Risk of liver-related death linked to increased fibrosis stage in NAFLD

The systematic review and meta-analysis included five studies of 1,495 adult patients with nonalcoholic fatty liver disease (NAFLD), encompassing 17,452 patient-years of follow-up.

Increasing fibrosis stage was associated with an exponential increase in risk for liver-related death in patients with nonalcoholic fatty liver disease (NAFLD), a recent study found.

Researchers performed a systematic review and meta-analysis in order to quantify the risk for all-cause and liver-related death according to fibrosis stage in patients with NAFLD. Retrospective or prospective cohort studies published from inception to November 2016 that reported mortality in relation to fibrosis stage in adult patients with confirmed NAFLD were included. Fibrosis stage 0 was used as the reference population. The study results were published online March 31 and will appear in the May Hepatology.

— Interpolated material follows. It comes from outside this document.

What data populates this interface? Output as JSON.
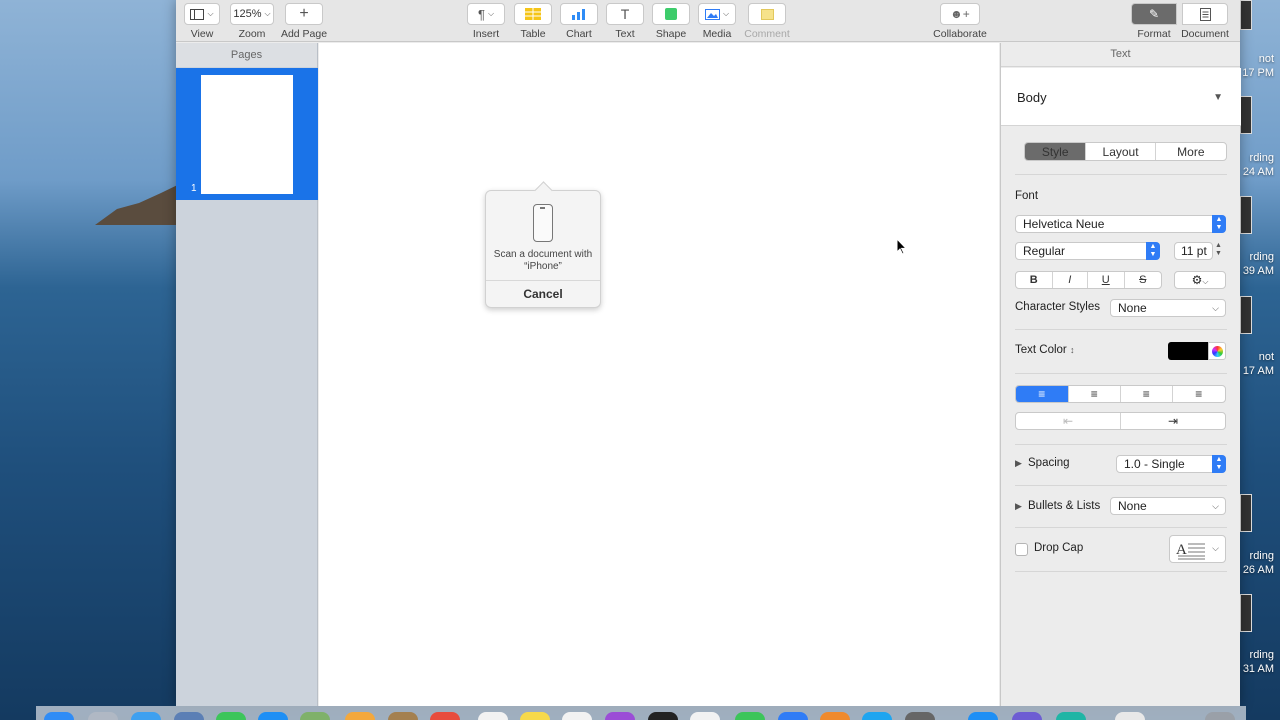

Five studies of 1,495 adult patients with NAFLD were included, encompassing 17,452 patient-years of follow-up. Over half (53.5%) of patients were men, and the mean age was 49.3 years. Obesity prevalence in the cohorts was 40% (range across cohorts, 25.8% to 50%). A total of 38.1% of patients had stage 0 fibrosis, 28.9% had stage 1, 13.6% had stage 2, 12.0% had stage 3, and 7.4% had stage 4. Patients with NAFLD who had fibrosis at any stage were at higher risk for all-cause mortality than NAFLD patients with stage 0 fibrosis. This risk appeared to increase by fibrosis stage, with all-cause mortality rate ratios of 1.58 (95% CI, 1.19 to 2.11) for stage 1, 2.52 (95% CI, 1.85 to 3.42) for stage 2, 3.48 (95% CI, 2.51 to 4.83) for stage 3, and 6.40 (95% CI, 4.11 to 9.95) for stage 4. The increase in risk by fibrosis stage was much higher for liver-related death, particularly in later stages (stages 2 to 4), with mortality rate ratios of 1.41 (95% CI, 0.17 to 11.95) for stage 1, 9.57 (95% CI, 1.67 to 54.93) for stage 2, 16.69 (95% CI, 2.92 to 95.36) for stage 3, and 42.30 (95% CI, 3.51 to 510.34) for stage 4.

The authors acknowledged that they were not able to adjust for comorbid conditions such as diabetes or for demographic characteristics such as age that are known to have an effect on progression of fibrosis in NAFLD. In addition to other limitations, they also pointed out that they were not able to obtain patient-level data on exact cause of death for all of the included studies. However, they concluded that risk of mortality, especially liver-related mortality, increases exponentially with increasing fibrosis stage in patients with NAFLD. “These data suggest that benefits of regression of fibrosis even by one stage may be more profound in patients with cirrhosis (stage 4) or in patients with bridging fibrosis (stage 3) than in earlier stages of fibrosis,” the authors wrote. They said their results could aid shared decision-making with patients and help inform future trials of therapeutic interventions.